I want to return a value
This is essentially a very crude implementation of Crayon's answer as a basic function:
withinRange <- function(string, term1, term2, threshold = 6) {
x <- strsplit(string, " ")[[1]]
abs(grep(term1, x) - grep(term2, x)) <= threshold
}
withinRange(string, "help", "know")
# [1] TRUE
withinRange(string, "thanks", "know")
# [1] FALSE
I would suggest getting a basic idea of the text tools available to you, and using them to write such a function. Note Tyler's comment: As implemented, this can match multiple terms ("you" would match "you" and "your") leading to funny results. You'll need to determine how you want to deal with these cases to have a more useful function.
Split your string:
> words <- strsplit(string, '\\s')[[1]]
Build a indices vector:
> indices <- 1:length(words)
Name indices:
> names(indices) <- words
Compute distance between words:
> abs(indices["help"] - indices["know"]) < 6
FALSE
EDIT In a function
distance <- function(string, term1, term2) {
words <- strsplit(string, "\\s")[[1]]
indices <- 1:length(words)
names(indices) <- words
abs(indices[term1] - indices[term2])
}
distance(string, "help", "know") < 6
EDIT Plus
There is a great advantage in indexing words, once its done you can work on a lot of statistics on a text.
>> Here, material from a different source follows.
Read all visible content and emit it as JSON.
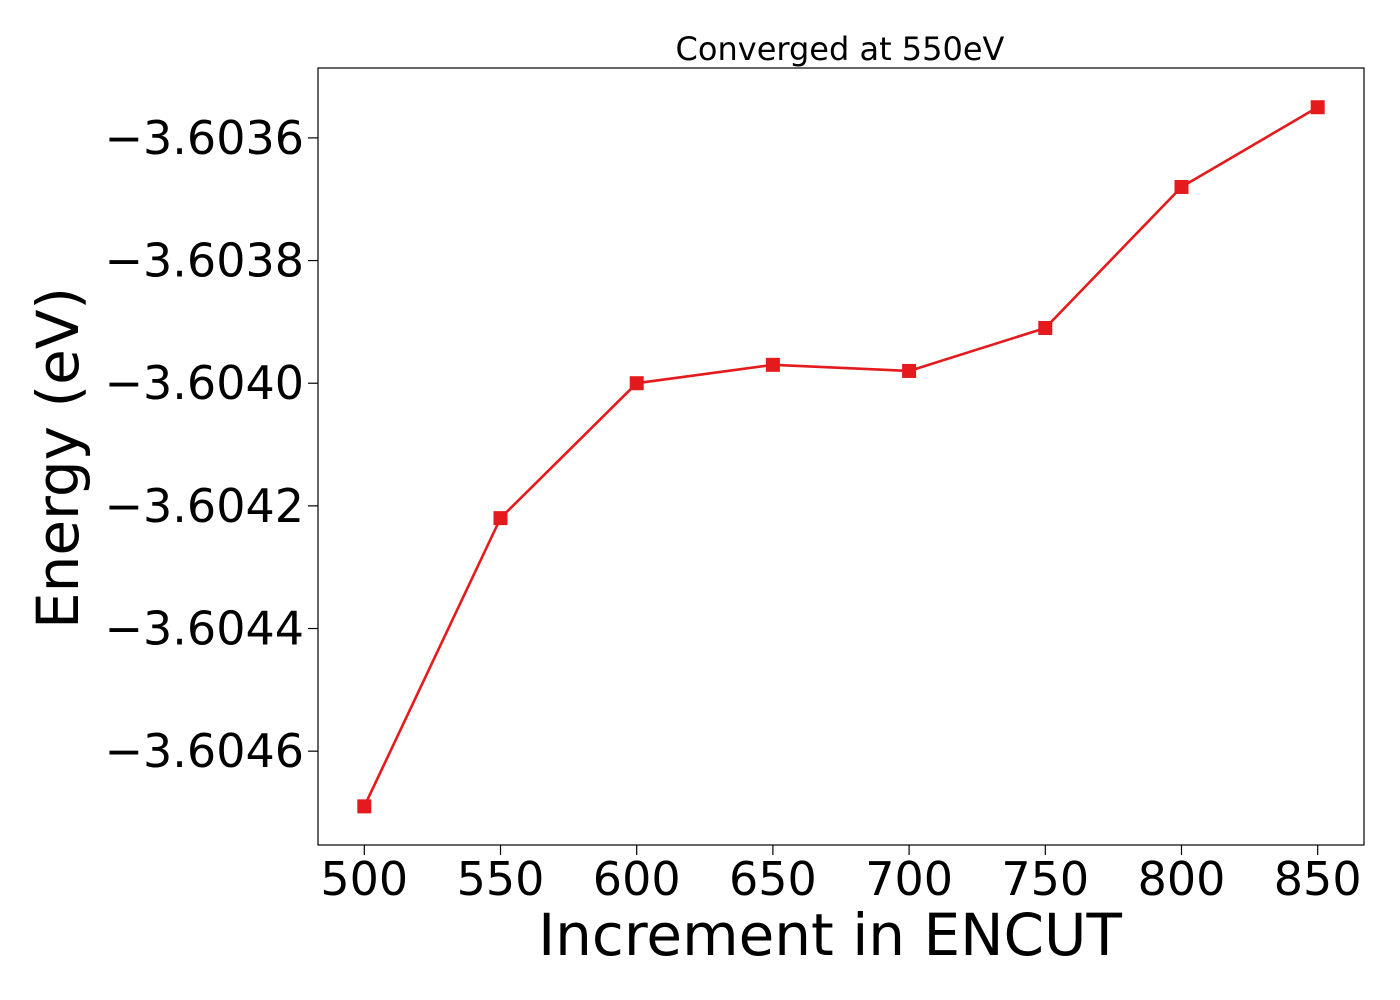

you won't be able to get this from regex alone. I suggest splitting using space as delimiter, then loop or use a built-in function to do array search of your two terms and subtract the difference of the indexes (array positions).
edit: Okay I thought about it a second and perhaps this will work for you as a regex pattern:
\bhelp(\s+[^\s]+){1,5}+\s+know\b
This takes the same "space is the delimiter" concept. First matches for help then greedily up to 5 " word" then looks for " know" (since "know" would be the 6th).